Many people develop “gardening fever” in the spring. Ever since God planted Earth’s first garden—called the Garden of Eden—a number of very significant events have happened in gardens.
Springtime is favorite time of year for many people. Ever since God planted the Garden of Eden, mankind has been planting seeds and enjoying the fruits and the beauty of the many varieties of plants God created. Delicious vegetables created for nutrition, herbs for health and nuances of flavor, flowers for beauty and rich perfumes, and nut and fruit trees—all to delight our senses. All were created for man on this planet-sized garden we call Earth.
Contrary to a common saying, gardening is “the oldest profession.” It was Adam’s job as God tasked him with “tending and keeping” the garden (Genesis 2:15). Over the centuries, however, mankind has not done such a great job of tending and keeping. As with every other aspect of life, human beings have ignored God’s instructions and laws, and have reaped the penalties. Mankind almost always seems to need to learn its lessons the hard way, instead of obeying the plain instructions of its Creator. Even our agricultural practices, seeking to maximize short-term yield rather than to preserve the health of the soil, have again and again destroyed the delicate balance and perfect harmony of the chemistry and interaction of the soil, flora and fauna that the Creator designed.

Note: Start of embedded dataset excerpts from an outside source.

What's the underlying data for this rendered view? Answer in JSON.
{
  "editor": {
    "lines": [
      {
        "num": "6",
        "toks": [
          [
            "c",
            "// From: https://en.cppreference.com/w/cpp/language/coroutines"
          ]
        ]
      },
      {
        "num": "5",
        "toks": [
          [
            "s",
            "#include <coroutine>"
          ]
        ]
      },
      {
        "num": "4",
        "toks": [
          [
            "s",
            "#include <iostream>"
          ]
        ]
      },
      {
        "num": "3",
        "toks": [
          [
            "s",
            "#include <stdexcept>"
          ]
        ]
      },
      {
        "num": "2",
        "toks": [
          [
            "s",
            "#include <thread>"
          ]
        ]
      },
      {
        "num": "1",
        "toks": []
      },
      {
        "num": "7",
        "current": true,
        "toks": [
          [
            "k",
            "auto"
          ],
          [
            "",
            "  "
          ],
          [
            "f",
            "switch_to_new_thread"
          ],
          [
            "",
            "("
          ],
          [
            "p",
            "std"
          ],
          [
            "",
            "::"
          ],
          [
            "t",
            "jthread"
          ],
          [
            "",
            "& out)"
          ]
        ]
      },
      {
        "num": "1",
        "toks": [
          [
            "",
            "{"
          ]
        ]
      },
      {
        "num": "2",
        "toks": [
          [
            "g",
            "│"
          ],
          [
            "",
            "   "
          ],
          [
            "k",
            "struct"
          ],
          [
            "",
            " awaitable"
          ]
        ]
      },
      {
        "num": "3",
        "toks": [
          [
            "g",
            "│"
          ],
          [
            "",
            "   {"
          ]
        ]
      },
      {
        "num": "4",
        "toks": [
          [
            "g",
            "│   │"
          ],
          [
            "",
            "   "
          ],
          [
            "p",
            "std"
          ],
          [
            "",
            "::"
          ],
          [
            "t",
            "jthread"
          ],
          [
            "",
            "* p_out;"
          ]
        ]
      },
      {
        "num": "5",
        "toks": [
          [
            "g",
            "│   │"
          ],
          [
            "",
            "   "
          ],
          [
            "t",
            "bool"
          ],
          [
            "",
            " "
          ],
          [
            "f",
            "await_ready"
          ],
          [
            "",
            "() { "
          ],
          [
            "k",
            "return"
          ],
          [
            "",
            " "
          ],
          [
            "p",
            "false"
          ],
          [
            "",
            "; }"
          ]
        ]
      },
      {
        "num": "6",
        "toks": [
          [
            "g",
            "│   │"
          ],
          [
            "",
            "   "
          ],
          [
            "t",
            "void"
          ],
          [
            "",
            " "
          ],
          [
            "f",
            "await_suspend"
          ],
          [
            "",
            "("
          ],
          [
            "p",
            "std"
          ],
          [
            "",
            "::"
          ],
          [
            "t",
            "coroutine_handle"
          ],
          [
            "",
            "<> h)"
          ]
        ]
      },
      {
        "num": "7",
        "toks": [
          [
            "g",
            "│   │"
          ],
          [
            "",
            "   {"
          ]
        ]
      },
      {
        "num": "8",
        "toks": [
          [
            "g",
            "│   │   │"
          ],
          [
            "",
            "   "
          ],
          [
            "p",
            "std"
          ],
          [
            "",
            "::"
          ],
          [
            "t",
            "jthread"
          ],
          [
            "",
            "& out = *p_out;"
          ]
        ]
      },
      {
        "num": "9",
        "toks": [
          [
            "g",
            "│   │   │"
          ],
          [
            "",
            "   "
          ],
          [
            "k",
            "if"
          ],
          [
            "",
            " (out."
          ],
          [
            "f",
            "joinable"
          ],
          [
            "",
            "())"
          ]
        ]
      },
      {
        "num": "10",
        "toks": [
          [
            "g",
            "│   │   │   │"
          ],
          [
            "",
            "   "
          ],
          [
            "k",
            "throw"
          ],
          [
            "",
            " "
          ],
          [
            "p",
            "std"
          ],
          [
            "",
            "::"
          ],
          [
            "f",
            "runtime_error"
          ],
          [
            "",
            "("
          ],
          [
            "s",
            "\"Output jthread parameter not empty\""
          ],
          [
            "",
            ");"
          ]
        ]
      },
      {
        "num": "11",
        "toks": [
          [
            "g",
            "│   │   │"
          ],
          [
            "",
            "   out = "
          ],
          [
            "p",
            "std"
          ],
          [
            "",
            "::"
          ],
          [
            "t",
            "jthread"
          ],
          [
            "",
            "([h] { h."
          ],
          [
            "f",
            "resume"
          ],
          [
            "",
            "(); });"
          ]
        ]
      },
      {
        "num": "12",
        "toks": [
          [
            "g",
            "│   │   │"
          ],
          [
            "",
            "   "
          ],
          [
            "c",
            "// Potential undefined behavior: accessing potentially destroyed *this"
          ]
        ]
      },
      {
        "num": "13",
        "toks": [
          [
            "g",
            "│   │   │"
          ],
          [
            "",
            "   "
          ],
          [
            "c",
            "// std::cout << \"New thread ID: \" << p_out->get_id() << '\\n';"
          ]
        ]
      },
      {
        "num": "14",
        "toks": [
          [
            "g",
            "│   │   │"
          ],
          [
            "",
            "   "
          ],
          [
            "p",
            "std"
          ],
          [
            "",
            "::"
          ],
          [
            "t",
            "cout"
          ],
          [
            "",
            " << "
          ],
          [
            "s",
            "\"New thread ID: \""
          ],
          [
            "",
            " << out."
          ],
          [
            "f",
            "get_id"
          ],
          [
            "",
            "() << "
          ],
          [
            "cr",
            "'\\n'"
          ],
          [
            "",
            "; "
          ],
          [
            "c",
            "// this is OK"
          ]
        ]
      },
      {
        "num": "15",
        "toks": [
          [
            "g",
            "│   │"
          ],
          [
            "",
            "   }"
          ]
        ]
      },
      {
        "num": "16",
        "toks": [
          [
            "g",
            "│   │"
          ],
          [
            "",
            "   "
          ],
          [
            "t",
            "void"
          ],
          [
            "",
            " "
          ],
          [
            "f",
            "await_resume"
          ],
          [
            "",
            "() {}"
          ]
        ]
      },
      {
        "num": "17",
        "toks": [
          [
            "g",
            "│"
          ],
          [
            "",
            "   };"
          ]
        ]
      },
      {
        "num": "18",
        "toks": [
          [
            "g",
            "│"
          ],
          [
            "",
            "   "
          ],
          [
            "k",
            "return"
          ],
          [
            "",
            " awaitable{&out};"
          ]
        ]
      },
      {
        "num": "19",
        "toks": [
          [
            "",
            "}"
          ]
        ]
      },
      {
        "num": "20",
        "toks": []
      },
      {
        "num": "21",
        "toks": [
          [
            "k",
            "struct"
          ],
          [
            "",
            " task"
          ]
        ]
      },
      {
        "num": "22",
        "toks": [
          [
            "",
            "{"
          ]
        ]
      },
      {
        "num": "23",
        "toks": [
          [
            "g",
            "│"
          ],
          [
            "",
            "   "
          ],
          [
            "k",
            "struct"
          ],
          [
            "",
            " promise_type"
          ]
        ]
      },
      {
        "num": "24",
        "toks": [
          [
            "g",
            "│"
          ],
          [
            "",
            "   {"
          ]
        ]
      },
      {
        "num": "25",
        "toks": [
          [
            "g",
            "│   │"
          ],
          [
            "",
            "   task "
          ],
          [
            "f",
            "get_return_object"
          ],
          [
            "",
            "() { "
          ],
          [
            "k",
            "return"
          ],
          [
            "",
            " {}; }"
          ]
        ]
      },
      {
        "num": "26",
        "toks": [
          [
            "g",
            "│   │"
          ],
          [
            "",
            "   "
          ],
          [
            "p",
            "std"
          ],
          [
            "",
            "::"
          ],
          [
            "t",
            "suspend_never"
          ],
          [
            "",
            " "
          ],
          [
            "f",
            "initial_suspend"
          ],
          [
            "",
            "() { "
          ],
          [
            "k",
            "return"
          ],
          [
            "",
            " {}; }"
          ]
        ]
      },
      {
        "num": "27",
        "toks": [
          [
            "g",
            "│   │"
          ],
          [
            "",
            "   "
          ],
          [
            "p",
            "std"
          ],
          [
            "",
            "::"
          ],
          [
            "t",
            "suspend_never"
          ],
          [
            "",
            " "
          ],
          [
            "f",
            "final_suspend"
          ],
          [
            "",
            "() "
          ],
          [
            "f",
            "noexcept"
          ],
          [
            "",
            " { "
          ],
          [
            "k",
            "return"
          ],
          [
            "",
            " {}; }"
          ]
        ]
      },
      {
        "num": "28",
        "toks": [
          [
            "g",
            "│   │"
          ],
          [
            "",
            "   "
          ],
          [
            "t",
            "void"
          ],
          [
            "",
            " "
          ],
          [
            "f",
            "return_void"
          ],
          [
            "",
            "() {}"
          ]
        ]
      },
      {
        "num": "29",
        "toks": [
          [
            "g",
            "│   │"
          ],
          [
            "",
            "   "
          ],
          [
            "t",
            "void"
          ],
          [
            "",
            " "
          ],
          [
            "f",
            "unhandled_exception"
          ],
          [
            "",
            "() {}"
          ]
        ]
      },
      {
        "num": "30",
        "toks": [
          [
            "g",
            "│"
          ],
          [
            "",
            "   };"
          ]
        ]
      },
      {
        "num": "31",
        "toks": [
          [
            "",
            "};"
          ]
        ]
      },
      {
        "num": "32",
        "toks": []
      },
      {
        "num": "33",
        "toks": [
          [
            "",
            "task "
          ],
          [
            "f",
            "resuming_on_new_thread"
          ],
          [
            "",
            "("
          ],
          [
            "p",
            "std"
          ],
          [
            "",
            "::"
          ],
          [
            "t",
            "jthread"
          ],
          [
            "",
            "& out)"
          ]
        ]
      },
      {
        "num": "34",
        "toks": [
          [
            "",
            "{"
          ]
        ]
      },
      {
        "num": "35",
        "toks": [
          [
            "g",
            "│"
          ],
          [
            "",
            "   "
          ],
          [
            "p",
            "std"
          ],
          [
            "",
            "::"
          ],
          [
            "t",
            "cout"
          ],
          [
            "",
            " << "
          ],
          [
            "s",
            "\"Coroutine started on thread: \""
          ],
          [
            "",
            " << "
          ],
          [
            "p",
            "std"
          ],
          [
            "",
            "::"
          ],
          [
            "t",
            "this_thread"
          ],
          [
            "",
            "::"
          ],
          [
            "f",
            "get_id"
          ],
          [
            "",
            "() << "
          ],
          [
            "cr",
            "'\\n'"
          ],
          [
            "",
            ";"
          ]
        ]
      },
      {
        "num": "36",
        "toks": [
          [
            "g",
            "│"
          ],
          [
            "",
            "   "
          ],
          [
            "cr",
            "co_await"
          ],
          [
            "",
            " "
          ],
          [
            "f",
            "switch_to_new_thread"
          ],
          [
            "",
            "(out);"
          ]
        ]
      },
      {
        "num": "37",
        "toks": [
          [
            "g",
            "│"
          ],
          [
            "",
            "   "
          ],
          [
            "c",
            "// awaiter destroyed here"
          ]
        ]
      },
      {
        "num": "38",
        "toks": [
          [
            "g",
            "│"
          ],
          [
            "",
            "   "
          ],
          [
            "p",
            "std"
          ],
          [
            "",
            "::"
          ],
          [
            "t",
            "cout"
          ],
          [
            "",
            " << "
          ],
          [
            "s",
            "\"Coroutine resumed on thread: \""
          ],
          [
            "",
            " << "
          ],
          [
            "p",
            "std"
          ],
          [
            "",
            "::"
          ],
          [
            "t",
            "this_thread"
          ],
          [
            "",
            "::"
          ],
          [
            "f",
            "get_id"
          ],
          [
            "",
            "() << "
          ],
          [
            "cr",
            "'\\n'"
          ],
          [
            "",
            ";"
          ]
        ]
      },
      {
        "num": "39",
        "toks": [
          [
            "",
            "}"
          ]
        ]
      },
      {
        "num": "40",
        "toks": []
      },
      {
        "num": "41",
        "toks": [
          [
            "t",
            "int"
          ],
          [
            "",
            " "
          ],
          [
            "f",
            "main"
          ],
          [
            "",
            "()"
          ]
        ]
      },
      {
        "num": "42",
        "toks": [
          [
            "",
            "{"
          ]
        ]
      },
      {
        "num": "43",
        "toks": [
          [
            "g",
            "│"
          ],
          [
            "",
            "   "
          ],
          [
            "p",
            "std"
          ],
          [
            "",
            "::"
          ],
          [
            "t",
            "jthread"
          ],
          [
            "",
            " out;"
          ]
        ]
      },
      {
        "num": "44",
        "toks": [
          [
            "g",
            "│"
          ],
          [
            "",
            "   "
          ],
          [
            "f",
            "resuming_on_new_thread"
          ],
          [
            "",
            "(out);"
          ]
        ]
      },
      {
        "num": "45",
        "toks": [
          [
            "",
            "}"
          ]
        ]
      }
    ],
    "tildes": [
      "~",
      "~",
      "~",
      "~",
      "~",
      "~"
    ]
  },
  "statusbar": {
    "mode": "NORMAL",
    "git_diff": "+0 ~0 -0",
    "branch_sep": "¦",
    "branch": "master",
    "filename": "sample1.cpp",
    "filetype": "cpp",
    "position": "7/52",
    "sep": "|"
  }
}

God gave us vital instructions for maintaining our gardens. For instance, God said to let the land rest every seventh year—this is called a “land Sabbath.” Most farmers, however, ignore the land Sabbath and as a result suffer the consequences of deteriorated production. God also told mankind not to mingle the seeds—so, modern agriculture does exactly that, “playing God” by genetically modifying the very plants on which he depends for sustenance. People think they are improving upon nature, but the consequences will inevitably come, just as they ever have since Adam and Eve failed to obey the instructions of the Creator and were “fired” from the Garden of Eden—losing their job and home (Genesis 3:23–24).
This made necessary a pivotal event that happened thousands of years later in and around another garden—this one called Gethsemane. Jesus often visited this garden, as He did on the night when He was betrayed and arrested (Matthew 26; John 18). Christ was crucified with a garden nearby (John 19:41). In that garden was a tomb belonging to Joseph of Arimathea, a disciple of Jesus. After His death, Jesus remained in that tomb for three days and three nights before He was resurrected in that garden, where He was first seen early in the morning by Mary Magdalene.
When Christ returns, He will make the earth again like the Garden of Eden, bringing the “times of restoration” of which the Apostle Peter spoke (Acts 3:21). He will make the wilderness like Eden and the desert like the Garden of the Lord (Isaiah 51:3). He will restore the earth and comfort mankind after the devastation of the end of this age. He will give “beauty for ashes,” “rebuild the old ruins” and “repair the ruined cities.” He will restore righteousness to the earth. “For as the earth brings forth its bud, as the garden causes the things that are sown in it to spring forth, so the Lord God will cause righteousness and praise to spring forth before all the nations” (Isaiah 61:3–11).
Then, the Kingdom of God on planet Earth will grow like the proverbial mustard seed of which Jesus spoke (Luke 13:18–19). The kingdom will be like the mustard seed which a man took and put in his garden, and it grew and became a large tree. God’s kingdom will fill the whole earth.